Il film di Virzì è, come ammesso da lui stesso, una sorta di esperimento personale: abbandonare l’abituale costruzione narrativa ampia e polifonica per soffermarsi sulla storia privata di due personaggi qualunque dei nostri tempi.

Per fare ciò il regista si appropria di alcune soluzioni stilistiche del cinema indipendente americano (la fotografia molto calda, gli attori alle prime armi, storie minimali e prive di grandi scossoni, il tratteggio della vita di periferia), producendo una pellicola che fa esalare una sana boccata d’aria al cinema italiano, pur non essendo del tutto riuscita.

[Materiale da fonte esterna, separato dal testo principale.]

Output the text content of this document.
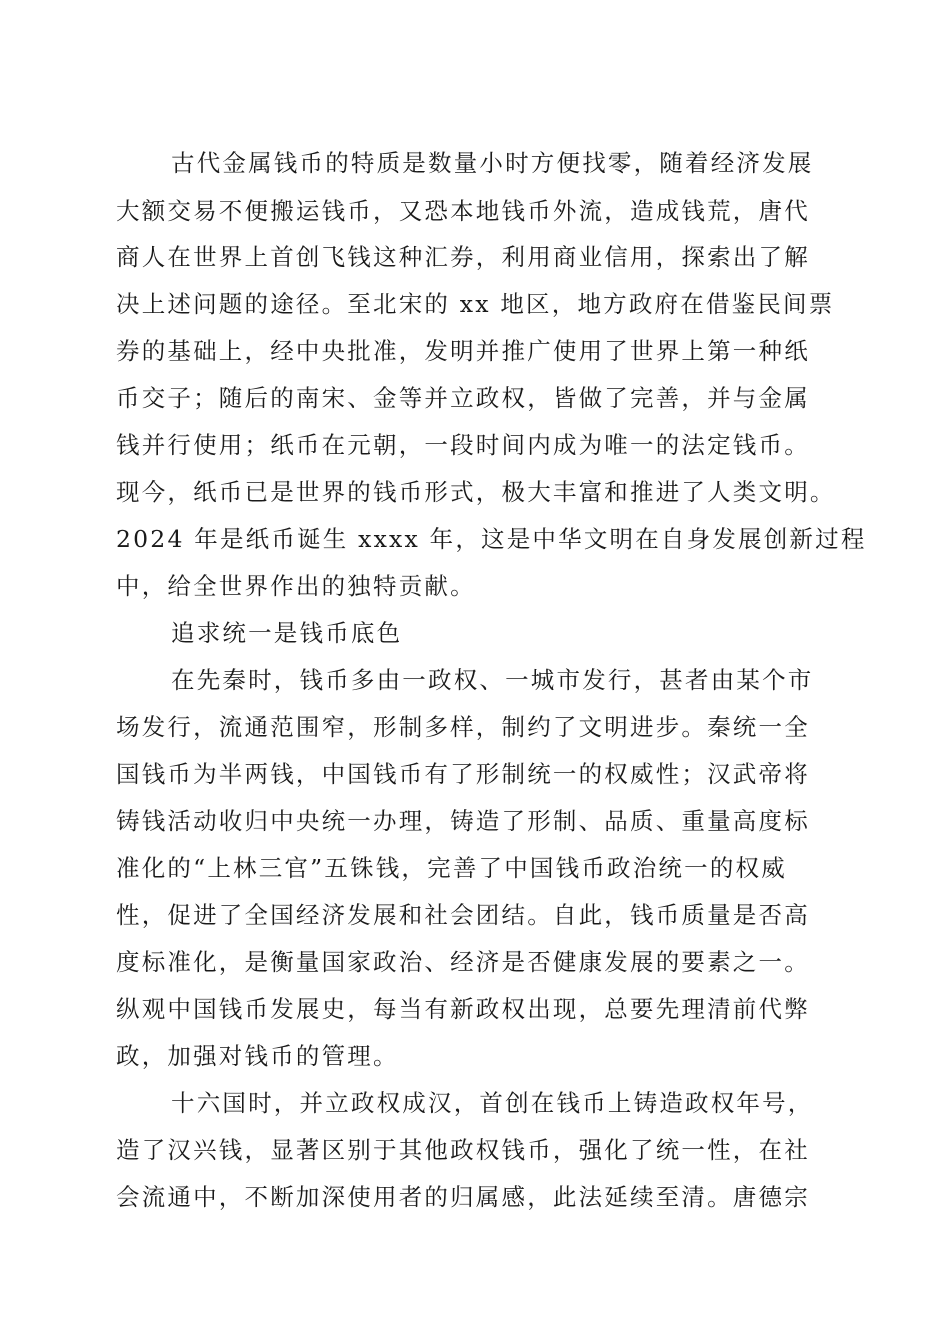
古代金属钱币的特质是数量小时方便找零，随着经济发展
大额交易不便搬运钱币，又恐本地钱币外流，造成钱荒，唐代
商人在世界上首创飞钱这种汇券，利用商业信用，探索出了解
决上述问题的途径。至北宋的 xx 地区，地方政府在借鉴民间票
券的基础上，经中央批准，发明并推广使用了世界上第一种纸
币交子；随后的南宋、金等并立政权，皆做了完善，并与金属
钱并行使用；纸币在元朝，一段时间内成为唯一的法定钱币。
现今，纸币已是世界的钱币形式，极大丰富和推进了人类文明。
2024 年是纸币诞生 xxxx 年，这是中华文明在自身发展创新过程
中，给全世界作出的独特贡献。
追求统一是钱币底色
在先秦时，钱币多由一政权、一城市发行，甚者由某个市
场发行，流通范围窄，形制多样，制约了文明进步。秦统一全
国钱币为半两钱，中国钱币有了形制统一的权威性；汉武帝将
铸钱活动收归中央统一办理，铸造了形制、品质、重量高度标
准化的“上林三官”五铢钱，完善了中国钱币政治统一的权威
性，促进了全国经济发展和社会团结。自此，钱币质量是否高
度标准化，是衡量国家政治、经济是否健康发展的要素之一。
纵观中国钱币发展史，每当有新政权出现，总要先理清前代弊
政，加强对钱币的管理。
十六国时，并立政权成汉，首创在钱币上铸造政权年号，
造了汉兴钱，显著区别于其他政权钱币，强化了统一性，在社
会流通中，不断加深使用者的归属感，此法延续至清。唐德宗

Il punto di forza di Tutti i santi giorni, e ciò che più fa leva sullo spettatore, è proprio la descrizione dei protagonisti tratteggiata con molta delicatezza, levità e tenerezza. Al netto di alcuni comportamenti piuttosto stereotipici e prevedibili affibbiati ad Antonia, è la chimica e la grande intesa tra i due a conquistare la scena.

Merito anche dei due interpreti molto freschi , in particolar modo Marinelli (la scommessa su Thony è infatti riuscita solo in parte, ma non si può fargliene una colpa, vista l’inesperienza), che riescono a rendere vivi e credibili due personaggi che altrimenti sarebbero potuti sembrare delle macchiette.

Purtroppo non si può dire altrimenti di personaggi e situazioni di contorno, i quali sono troppo spesso usati per strappare facili risate, piuttosto che per definire meglio i protagonisti; pessima ad esempio la breve scene dedicata ai metodi alternativi di concepimento, ma anche certe banalità ridanciane riguardo a una certa scena musicale indipendente.

La scelta poi di concentrarsi su una piccola storia e sulla caratterizzazione della coppia lascia il fianco scoperto a una sceneggiatura non calibrata alla perfezione che in alcuni momenti gira a vuoto, con istanti di noia o ripetizioni superflue. Dettagli, forse, che però impediscono all’opera di Virzì di essere più di un film carino e divertente, nonostante ci fossero tutte le premesse per realizzare un piccolo cult.